С тех пор как уехал Танее, у Чаньи не было случая ощутить себя человеческим существом. Она и не подозревала, насколько соскучилась по роли члена восточной торговой миссии, поражающего своей необычностью, пока американец не произнес название «Ястреб и голубь». В этот ресторан ее пару раз водил Танее, и он же купил своей миа мой сшитый по здешнему фасону (брюки, а не юбка) черный деловой костюм. Теперь она надела его ради Тернера, а к пиджаку — золотого Будду на массивной цепи, которого до этого носила только в квартире. С заколотыми на макушке волосами и подкрашенными, как учат в салонах красоты, ресницами и бровями, с серьезным выражением лица (Танее научил ее, как изображать гримасу «американской непреклонности», сказав, что эта «маска» дает наибольшие шансы на успех в США), в черных туфлях на высоких каблуках и в строгом брючном костюме в сочетании с экзотическим золотым украшением она выглядела скорее не членом лоббистской группы, а представительницей тайской аристократии.
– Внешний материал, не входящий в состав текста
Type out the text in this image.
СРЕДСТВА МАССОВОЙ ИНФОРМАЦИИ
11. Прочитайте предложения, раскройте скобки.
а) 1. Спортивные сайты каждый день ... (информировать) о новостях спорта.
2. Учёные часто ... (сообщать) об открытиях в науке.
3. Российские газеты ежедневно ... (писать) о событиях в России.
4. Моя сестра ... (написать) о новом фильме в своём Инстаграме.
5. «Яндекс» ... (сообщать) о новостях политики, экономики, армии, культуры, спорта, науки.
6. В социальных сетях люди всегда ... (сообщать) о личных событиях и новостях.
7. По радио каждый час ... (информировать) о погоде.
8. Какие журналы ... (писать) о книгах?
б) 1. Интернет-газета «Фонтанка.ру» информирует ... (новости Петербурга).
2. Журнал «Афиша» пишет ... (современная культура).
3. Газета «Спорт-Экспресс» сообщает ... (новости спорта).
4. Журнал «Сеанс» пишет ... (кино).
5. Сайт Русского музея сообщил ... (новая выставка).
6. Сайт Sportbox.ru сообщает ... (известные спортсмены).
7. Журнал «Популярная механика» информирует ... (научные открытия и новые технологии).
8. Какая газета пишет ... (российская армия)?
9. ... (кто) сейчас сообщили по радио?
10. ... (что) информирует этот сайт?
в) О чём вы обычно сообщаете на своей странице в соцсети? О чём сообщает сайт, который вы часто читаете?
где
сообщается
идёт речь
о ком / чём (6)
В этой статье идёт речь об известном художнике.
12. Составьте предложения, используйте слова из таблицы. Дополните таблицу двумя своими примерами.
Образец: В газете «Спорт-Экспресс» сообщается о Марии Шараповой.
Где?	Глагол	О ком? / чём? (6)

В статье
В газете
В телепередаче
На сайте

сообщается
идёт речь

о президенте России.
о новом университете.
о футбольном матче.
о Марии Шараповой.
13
Окружение — великая сила. Чанья сидела в «Ястребе и голубе» рядом с серьезнейшим Митчем Тернером, у которого в рабочее время на лице не отражалось ничего, кроме «американской непреклонности», и обслуживающие членов конгресса чиновники не сомневались, что это очень важная и знатная иностранка. С ней обращались с глубоким почтением, а она раньше и не подозревала, что ее душа жаждет такого отношения. Чанья решила, что ей нравится «Ястреб и голубь» и она будет добиваться, чтобы Тернер в обмен на их сближение чаще приводил ее сюда. Хотя именно в эту минуту американец маялся навязчивой мыслью; что за дурацкая затея приволочь любовницу в это место? Ведь наверняка среди гостей ресторана найдутся и ее клиенты.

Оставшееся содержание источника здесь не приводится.